Side business et statut de salarié : ce qu'il faut vérifier
Une activité complémentaire (side business) menée en étant salarié doit composer avec un contrat de travail. Trois questions déterminent l'essentiel, avant même de parler de marché.
Trois questions à se poser
Le contrat interdit-il quelque chose ?
Une clause de non-concurrence ou une obligation particulière peut concerner votre activité. La seule façon de le savoir est de relire le contrat et, si nécessaire, la convention collective applicable. Un simulateur officiel permet de vérifier ce que prévoit votre convention collective sur le cumul d'emplois.
Visez-vous le même secteur ?
Une activité proche du secteur, des clients ou de l'activité de votre employeur expose davantage à un conflit, même sans clause explicite.
Utilisez-vous ses moyens ?
Matériel, données, contacts ou temps appartenant à l'employeur : leur usage pour l'activité complémentaire est généralement le point le plus net à trancher.
Ce qui est généralement compatible
Une activité sans rapport avec le secteur de l'employeur, exercée en dehors des horaires de travail, sans ses moyens ni ses clients, pose en général moins de difficultés. « Généralement » n'est pas « toujours » : certains contrats prévoient une clause d'exclusivité totale, plus rare mais plus stricte.
Ce qui bloque le dossier
Une clause de non-concurrence qui couvre explicitement l'activité envisagée, ou l'usage des moyens de l'employeur, rendent l'analyse de marché sans objet : la question se règle avant, pas après avoir construit quoi que ce soit.
Un point que beaucoup de salariés ignorent : la clause d'exclusivité peut être levée
Quand un contrat à temps plein prévoit une clause d'exclusivité, elle interdit en principe toute autre activité professionnelle. Mais pour un salarié qui crée ou reprend une entreprise, cette clause est levée provisoirement pendant 1 an à compter de l'immatriculation (2 ans en cas de congé pour création d'entreprise). Passé ce délai, la clause redevient applicable, et le salarié doit choisir entre y renoncer et rompre le contrat.
Source : service-public.gouv.fr, « À quelles conditions un salarié peut-il cumuler plusieurs emplois ? »
Comment le service le vérifie
Le questionnaire pose la question du statut en deuxième écran, avant toute question de marché. Pour un salarié du secteur privé, trois sous-questions précisent le contrat, le secteur visé et l'usage des moyens de l'employeur. Une réponse claire à ces trois points évite d'avancer sur une idée qui serait de toute façon hors cible.
Questions fréquentes
Mon contrat de travail interdit-il forcément un side business ?

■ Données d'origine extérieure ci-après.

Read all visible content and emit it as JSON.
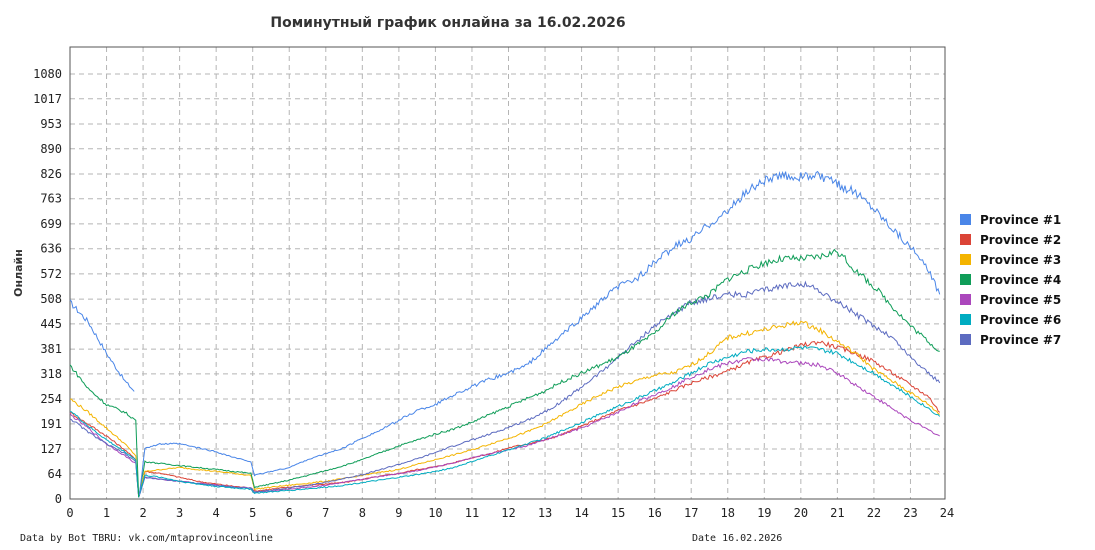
{
  "chart_data": {
    "type": "line",
    "title": "Поминутный график онлайна за 16.02.2026",
    "ylabel": "Онлайн",
    "xlabel": "",
    "footer_left": "Data by Bot TBRU: vk.com/mtaprovinceonline",
    "footer_right": "Date 16.02.2026",
    "x_ticks": [
      "0",
      "1",
      "2",
      "3",
      "4",
      "5",
      "6",
      "7",
      "8",
      "9",
      "10",
      "11",
      "12",
      "13",
      "14",
      "15",
      "16",
      "17",
      "18",
      "19",
      "20",
      "21",
      "22",
      "23",
      "24"
    ],
    "y_ticks": [
      "0",
      "64",
      "127",
      "191",
      "254",
      "318",
      "381",
      "445",
      "508",
      "572",
      "636",
      "699",
      "763",
      "826",
      "890",
      "953",
      "1017",
      "1080"
    ],
    "xlim": [
      0,
      24
    ],
    "ylim": [
      0,
      1080
    ],
    "grid": true,
    "legend_position": "right",
    "x": [
      0,
      0.5,
      1,
      1.5,
      1.8,
      1.88,
      2.05,
      2.5,
      3,
      3.5,
      4,
      4.5,
      4.95,
      5.05,
      5.5,
      6,
      6.5,
      7,
      7.5,
      8,
      8.5,
      9,
      9.5,
      10,
      10.5,
      11,
      11.5,
      12,
      12.5,
      13,
      13.5,
      14,
      14.5,
      15,
      15.5,
      16,
      16.5,
      17,
      17.5,
      18,
      18.5,
      19,
      19.5,
      20,
      20.5,
      21,
      21.5,
      22,
      22.5,
      23,
      23.5,
      23.8
    ],
    "series": [
      {
        "name": "Province #1",
        "color": "#4a86e8",
        "values": [
          500,
          450,
          370,
          300,
          270,
          null,
          null,
          null,
          null,
          null,
          null,
          null,
          null,
          null,
          null,
          null,
          null,
          null,
          null,
          null,
          null,
          null,
          null,
          null,
          null,
          null,
          null,
          null,
          null,
          null,
          null,
          null,
          null,
          null,
          null,
          null,
          null,
          null,
          null,
          null,
          null,
          null,
          null,
          null,
          null,
          null,
          null,
          null,
          null,
          null,
          null,
          null
        ],
        "segment2": {
          "x": [
            1.9,
            2.05,
            2.5,
            3,
            3.5,
            4,
            4.5,
            4.95,
            5.05,
            5.5,
            6,
            6.5,
            7,
            7.5,
            8,
            8.5,
            9,
            9.5,
            10,
            10.5,
            11,
            11.5,
            12,
            12.5,
            13,
            13.5,
            14,
            14.5,
            15,
            15.5,
            16,
            16.5,
            17,
            17.5,
            18,
            18.5,
            19,
            19.5,
            20,
            20.5,
            21,
            21.5,
            22,
            22.5,
            23,
            23.5,
            23.8
          ],
          "values": [
            10,
            130,
            140,
            140,
            130,
            120,
            105,
            95,
            60,
            70,
            80,
            100,
            115,
            130,
            155,
            175,
            200,
            225,
            240,
            265,
            285,
            305,
            320,
            340,
            380,
            420,
            460,
            500,
            540,
            560,
            600,
            640,
            660,
            700,
            730,
            780,
            810,
            820,
            820,
            820,
            800,
            780,
            740,
            690,
            640,
            580,
            520
          ]
        }
      },
      {
        "name": "Province #2",
        "color": "#db4437",
        "values": [
          220,
          190,
          160,
          125,
          100,
          5,
          70,
          65,
          55,
          45,
          38,
          32,
          28,
          20,
          25,
          30,
          35,
          38,
          42,
          50,
          58,
          65,
          75,
          82,
          92,
          105,
          115,
          130,
          140,
          150,
          165,
          185,
          205,
          225,
          240,
          255,
          275,
          295,
          310,
          325,
          345,
          360,
          375,
          390,
          400,
          385,
          370,
          350,
          320,
          290,
          260,
          220
        ]
      },
      {
        "name": "Province #3",
        "color": "#f4b400",
        "values": [
          255,
          220,
          180,
          140,
          110,
          5,
          70,
          75,
          80,
          75,
          70,
          65,
          60,
          25,
          30,
          35,
          40,
          45,
          52,
          60,
          68,
          75,
          88,
          100,
          112,
          125,
          140,
          155,
          170,
          190,
          215,
          240,
          265,
          285,
          300,
          315,
          320,
          340,
          370,
          410,
          420,
          430,
          440,
          450,
          430,
          400,
          370,
          330,
          300,
          270,
          240,
          215
        ]
      },
      {
        "name": "Province #4",
        "color": "#0f9d58",
        "values": [
          340,
          280,
          240,
          220,
          200,
          5,
          95,
          90,
          85,
          80,
          75,
          70,
          65,
          30,
          38,
          48,
          60,
          72,
          85,
          100,
          118,
          135,
          150,
          165,
          178,
          195,
          215,
          235,
          255,
          275,
          300,
          320,
          340,
          360,
          390,
          420,
          470,
          500,
          520,
          560,
          580,
          600,
          610,
          610,
          615,
          630,
          580,
          540,
          490,
          440,
          400,
          375
        ]
      },
      {
        "name": "Province #5",
        "color": "#ab47bc",
        "values": [
          215,
          180,
          140,
          110,
          90,
          5,
          55,
          50,
          45,
          40,
          35,
          30,
          28,
          18,
          20,
          25,
          30,
          35,
          42,
          50,
          58,
          65,
          72,
          82,
          92,
          105,
          115,
          125,
          135,
          150,
          165,
          180,
          200,
          220,
          245,
          265,
          285,
          310,
          330,
          345,
          355,
          355,
          350,
          345,
          340,
          320,
          290,
          260,
          230,
          200,
          175,
          160
        ]
      },
      {
        "name": "Province #6",
        "color": "#00acc1",
        "values": [
          225,
          185,
          150,
          120,
          100,
          5,
          60,
          55,
          45,
          38,
          32,
          28,
          25,
          15,
          18,
          22,
          26,
          30,
          35,
          42,
          48,
          55,
          62,
          70,
          80,
          95,
          110,
          125,
          140,
          155,
          175,
          195,
          215,
          235,
          255,
          275,
          295,
          320,
          345,
          360,
          375,
          380,
          380,
          385,
          380,
          370,
          345,
          320,
          290,
          260,
          230,
          210
        ]
      },
      {
        "name": "Province #7",
        "color": "#5c6bc0",
        "values": [
          205,
          170,
          140,
          115,
          95,
          5,
          55,
          50,
          45,
          40,
          35,
          30,
          28,
          18,
          22,
          28,
          35,
          42,
          52,
          62,
          75,
          88,
          102,
          118,
          135,
          150,
          165,
          182,
          200,
          222,
          250,
          285,
          320,
          360,
          400,
          440,
          470,
          500,
          510,
          520,
          520,
          530,
          540,
          550,
          530,
          500,
          470,
          440,
          410,
          360,
          320,
          295
        ]
      }
    ]
  }
}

Non. La plupart des contrats n'interdisent pas une activité complémentaire sans rapport avec le secteur de l'employeur, exercée en dehors du temps et sans ses moyens. Une clause de non-concurrence ou d'exclusivité doit néanmoins être vérifiée précisément. Même sans clause écrite, tout salarié reste tenu à une obligation de loyauté envers son employeur (discrétion, confidentialité, non-concurrence pendant le contrat). Détail sur entreprendre.service-public.gouv.fr.

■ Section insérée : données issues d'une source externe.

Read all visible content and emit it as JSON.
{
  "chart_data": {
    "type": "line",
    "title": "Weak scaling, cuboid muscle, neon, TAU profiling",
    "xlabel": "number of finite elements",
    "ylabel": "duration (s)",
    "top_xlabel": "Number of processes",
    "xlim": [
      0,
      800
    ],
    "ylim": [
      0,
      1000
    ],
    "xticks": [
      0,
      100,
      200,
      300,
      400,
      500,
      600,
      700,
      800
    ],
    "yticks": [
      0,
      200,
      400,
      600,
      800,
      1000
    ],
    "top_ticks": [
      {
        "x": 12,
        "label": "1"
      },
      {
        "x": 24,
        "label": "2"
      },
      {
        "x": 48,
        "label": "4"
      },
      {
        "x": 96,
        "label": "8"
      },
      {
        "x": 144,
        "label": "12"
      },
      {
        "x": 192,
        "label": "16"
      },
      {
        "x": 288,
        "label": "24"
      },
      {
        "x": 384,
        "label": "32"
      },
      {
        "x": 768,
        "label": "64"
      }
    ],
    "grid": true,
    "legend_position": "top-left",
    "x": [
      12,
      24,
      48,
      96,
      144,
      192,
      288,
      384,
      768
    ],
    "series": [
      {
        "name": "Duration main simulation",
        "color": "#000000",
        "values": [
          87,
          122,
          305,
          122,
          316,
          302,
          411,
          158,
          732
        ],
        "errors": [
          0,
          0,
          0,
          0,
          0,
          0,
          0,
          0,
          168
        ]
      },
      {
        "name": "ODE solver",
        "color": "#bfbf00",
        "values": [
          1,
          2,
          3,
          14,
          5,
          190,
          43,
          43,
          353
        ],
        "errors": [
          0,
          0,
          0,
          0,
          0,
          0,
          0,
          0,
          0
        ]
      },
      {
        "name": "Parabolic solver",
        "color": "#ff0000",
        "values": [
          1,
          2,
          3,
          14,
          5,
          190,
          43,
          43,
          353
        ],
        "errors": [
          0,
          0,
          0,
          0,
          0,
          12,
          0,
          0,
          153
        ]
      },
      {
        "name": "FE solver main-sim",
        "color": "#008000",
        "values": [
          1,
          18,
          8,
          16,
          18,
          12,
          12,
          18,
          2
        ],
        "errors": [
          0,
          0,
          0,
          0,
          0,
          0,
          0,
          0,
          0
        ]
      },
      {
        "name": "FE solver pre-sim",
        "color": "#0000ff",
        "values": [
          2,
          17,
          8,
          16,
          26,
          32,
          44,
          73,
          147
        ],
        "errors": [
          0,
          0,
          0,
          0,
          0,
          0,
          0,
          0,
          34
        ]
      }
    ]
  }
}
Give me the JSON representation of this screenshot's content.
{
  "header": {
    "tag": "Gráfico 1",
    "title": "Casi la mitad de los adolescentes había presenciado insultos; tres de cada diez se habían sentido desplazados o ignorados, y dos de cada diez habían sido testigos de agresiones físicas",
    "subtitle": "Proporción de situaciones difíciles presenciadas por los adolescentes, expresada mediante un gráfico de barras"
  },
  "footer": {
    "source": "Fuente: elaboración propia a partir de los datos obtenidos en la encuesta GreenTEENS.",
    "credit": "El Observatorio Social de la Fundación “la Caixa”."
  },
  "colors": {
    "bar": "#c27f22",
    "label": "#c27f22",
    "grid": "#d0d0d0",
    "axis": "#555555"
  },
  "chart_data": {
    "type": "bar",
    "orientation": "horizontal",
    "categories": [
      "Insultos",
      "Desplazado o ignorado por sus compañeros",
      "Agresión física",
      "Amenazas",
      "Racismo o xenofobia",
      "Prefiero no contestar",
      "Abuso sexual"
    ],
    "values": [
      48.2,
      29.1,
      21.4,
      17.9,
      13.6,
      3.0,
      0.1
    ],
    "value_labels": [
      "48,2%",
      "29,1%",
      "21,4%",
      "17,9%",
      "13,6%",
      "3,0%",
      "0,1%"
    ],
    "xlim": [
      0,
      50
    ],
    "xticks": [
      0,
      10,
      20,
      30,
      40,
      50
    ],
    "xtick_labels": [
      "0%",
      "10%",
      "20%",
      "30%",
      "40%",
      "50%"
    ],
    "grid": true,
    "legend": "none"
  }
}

Dois-je informer mon employeur avant de lancer un side business ?
Cela dépend de votre contrat et du secteur. Le service ne fournit pas de conseil juridique personnalisé : il aide à identifier les points à vérifier auprès du document contractuel ou d'un professionnel.
Puis-je faire lever la clause d'exclusivité de mon contrat ?

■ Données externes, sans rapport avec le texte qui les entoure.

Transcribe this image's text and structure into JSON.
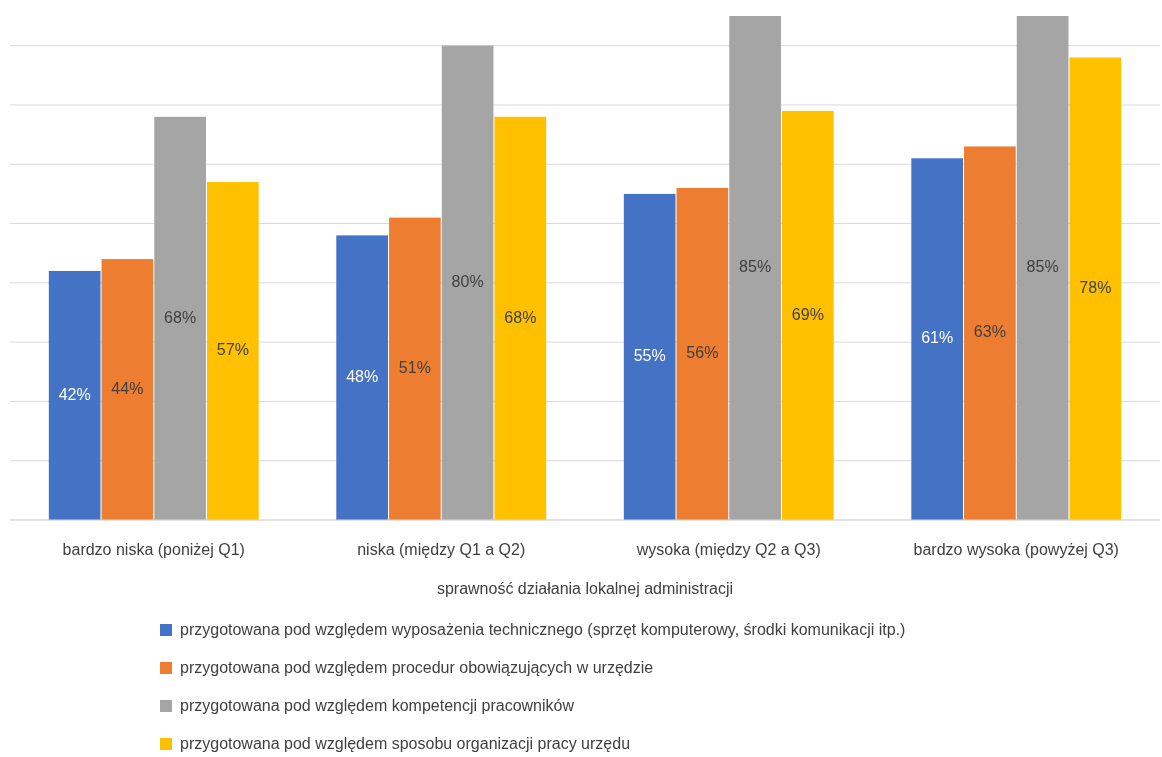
{
  "chart_data": {
    "type": "bar",
    "xlabel": "sprawność działania lokalnej administracji",
    "categories": [
      "bardzo niska (poniżej Q1)",
      "niska (między Q1 a Q2)",
      "wysoka (między Q2 a Q3)",
      "bardzo wysoka (powyżej Q3)"
    ],
    "series": [
      {
        "name": "przygotowana pod względem wyposażenia technicznego (sprzęt komputerowy, środki komunikacji itp.)",
        "color": "#4472c4",
        "values": [
          42,
          48,
          55,
          61
        ],
        "value_labels": [
          "42%",
          "48%",
          "55%",
          "61%"
        ]
      },
      {
        "name": "przygotowana pod względem procedur obowiązujących w urzędzie",
        "color": "#ed7d31",
        "values": [
          44,
          51,
          56,
          63
        ],
        "value_labels": [
          "44%",
          "51%",
          "56%",
          "63%"
        ]
      },
      {
        "name": "przygotowana pod względem kompetencji pracowników",
        "color": "#a5a5a5",
        "values": [
          68,
          80,
          85,
          85
        ],
        "value_labels": [
          "68%",
          "80%",
          "85%",
          "85%"
        ]
      },
      {
        "name": "przygotowana pod względem sposobu organizacji pracy urzędu",
        "color": "#ffc000",
        "values": [
          57,
          68,
          69,
          78
        ],
        "value_labels": [
          "57%",
          "68%",
          "69%",
          "78%"
        ]
      }
    ],
    "grid": "y",
    "tick_labels": "x",
    "legend": "bottom"
  }
}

Oui, dans un cas précis : si vous créez ou reprenez une entreprise, la clause est levée provisoirement pendant 1 an à compter de votre immatriculation (2 ans en cas de congé pour création d'entreprise). Passé ce délai, elle redevient applicable. Source : service-public.gouv.fr.
Sources officielles
- Service-public.fr : à quelles conditions un salarié peut-il cumuler plusieurs emplois ?
- Entreprendre.service-public.gouv.fr : comment cumuler les statuts de salarié et de micro-entrepreneur ?
- Simulateur officiel : ce que prévoit votre convention collective sur le cumul d'emplois
Ces pages sont publiées par la Direction de l'information légale et administrative (services du Premier ministre). Elles ne remplacent pas un avis juridique sur votre contrat précis.